ERT is described as using low frequency electric current which is injected into the ground from electrodes on the surface or in boreholes. In a typical arrangement, the electrodes may be located on a well casing disposed within a borehole. The electrical potential induced by this current is measured using a second pair of electrodes and an automated system is used to collect data for different combinations of transmitting (current) and receiving (potential) electrodes. That is, in ERT, each measurement uses four electrodes; one pair of electrodes serves as the current source and sink and a second pair measures the potential difference between two points. For a system with N electrodes there are approximately N4 different configurations referred to as arrays.
The electrodes are connected to one or more data acquisition systems, typically using multi-conductor, insulated cables. Each electrode is connected to one of the insulated wires within the multi-conductor cable.
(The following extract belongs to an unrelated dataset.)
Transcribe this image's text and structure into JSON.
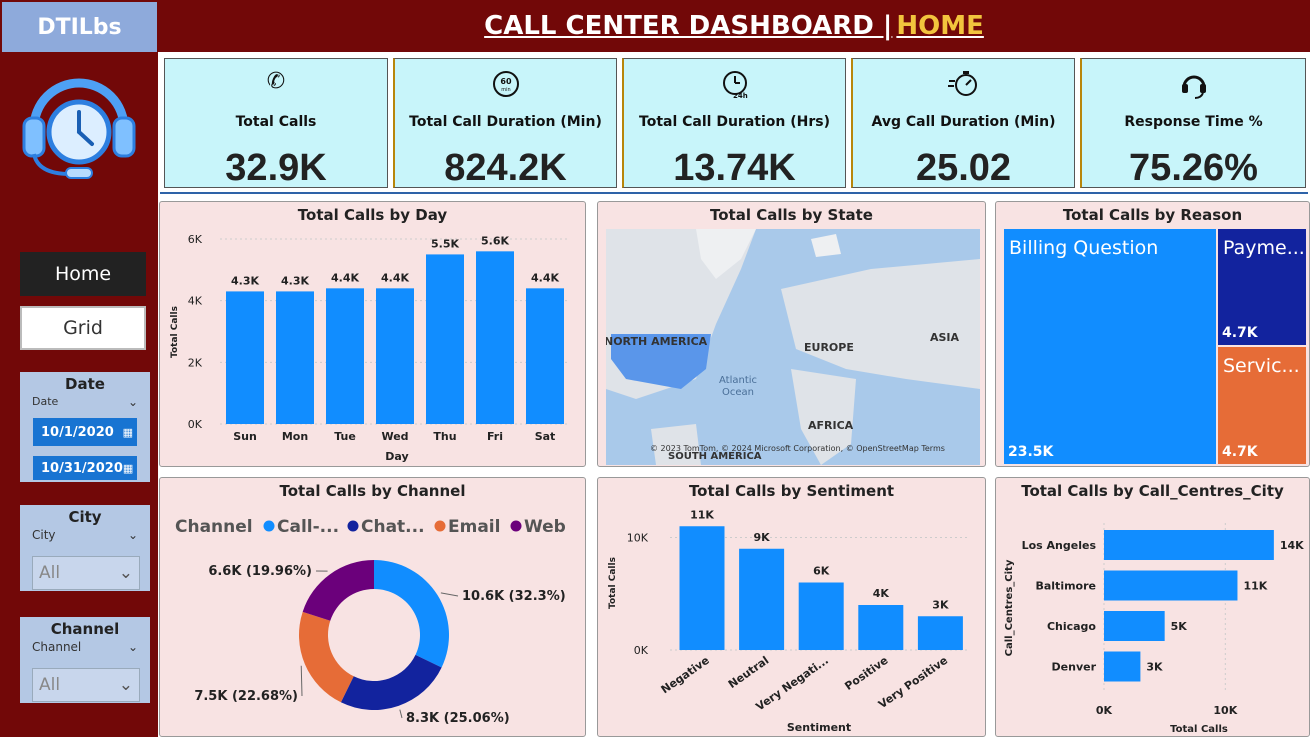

For electrical resistivity tomography, the data is described as the ratio of the induced potential over the current flow. The ratio of electrical potential over inducing current is referred to as the transfer resistance and has units of Ohms.
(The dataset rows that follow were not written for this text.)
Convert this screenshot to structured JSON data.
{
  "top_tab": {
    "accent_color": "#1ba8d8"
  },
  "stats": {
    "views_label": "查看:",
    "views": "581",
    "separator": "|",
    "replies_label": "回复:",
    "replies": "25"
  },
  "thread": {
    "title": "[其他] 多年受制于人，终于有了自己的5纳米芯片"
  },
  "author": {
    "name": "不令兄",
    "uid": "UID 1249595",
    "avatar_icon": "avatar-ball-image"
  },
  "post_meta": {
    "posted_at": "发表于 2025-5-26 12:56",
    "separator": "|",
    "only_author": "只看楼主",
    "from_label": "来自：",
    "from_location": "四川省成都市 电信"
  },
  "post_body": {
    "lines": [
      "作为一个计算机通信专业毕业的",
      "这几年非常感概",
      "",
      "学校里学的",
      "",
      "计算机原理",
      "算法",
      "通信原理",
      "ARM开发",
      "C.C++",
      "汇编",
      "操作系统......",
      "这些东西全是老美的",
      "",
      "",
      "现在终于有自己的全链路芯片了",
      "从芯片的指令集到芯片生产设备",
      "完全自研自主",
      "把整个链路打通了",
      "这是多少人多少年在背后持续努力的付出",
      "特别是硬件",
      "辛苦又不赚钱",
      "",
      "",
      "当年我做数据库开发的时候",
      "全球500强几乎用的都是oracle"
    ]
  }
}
In addition to this data, electrical impedance tomography systems also measure time or frequency variations in the intrinsic electrical properties by measuring one of the following data quantities:
1) the time decay of the induced potential after the inducing current is turned off as either post-turnoff potential over pre-turnoff potential (in units of millivolts per volt) or the post-turnoff potential (in units of milliseconds integrated over a period of time and then divided by the pre-turnoff average potential);
2) the amplitude and phase of the induced potential for a sinusoidally varying current (in degrees or milliradians); or
3) percent frequency effect, which is the change in the transfer resistance of the received signal as the frequency of the inducing current is changed. This is sometimes presented as the change in transfer resistance over the transfer resistance at the lower frequency for measurements collected using a lower frequency one tenth that of the higher frequency.
The listing herein of these quantities does not necessarily imply any limitation on the abilities or goals of EIT systems, but is included merely to offer examples.
As described above, the electrodes are often disposed on a well casing provided within a borehole. The electrodes communicate with sensor equipment on the surface via a cable. To be effective, the electrode within the borehole must be coupled to both the cable and the native formation providing low electrical resistance while at the same time being strongly insulated from the highly conductive metal casing.
What is required are improved systems and methods for reducing the effects of well casing as well as improved systems and methods for connecting electrodes to the cable wires.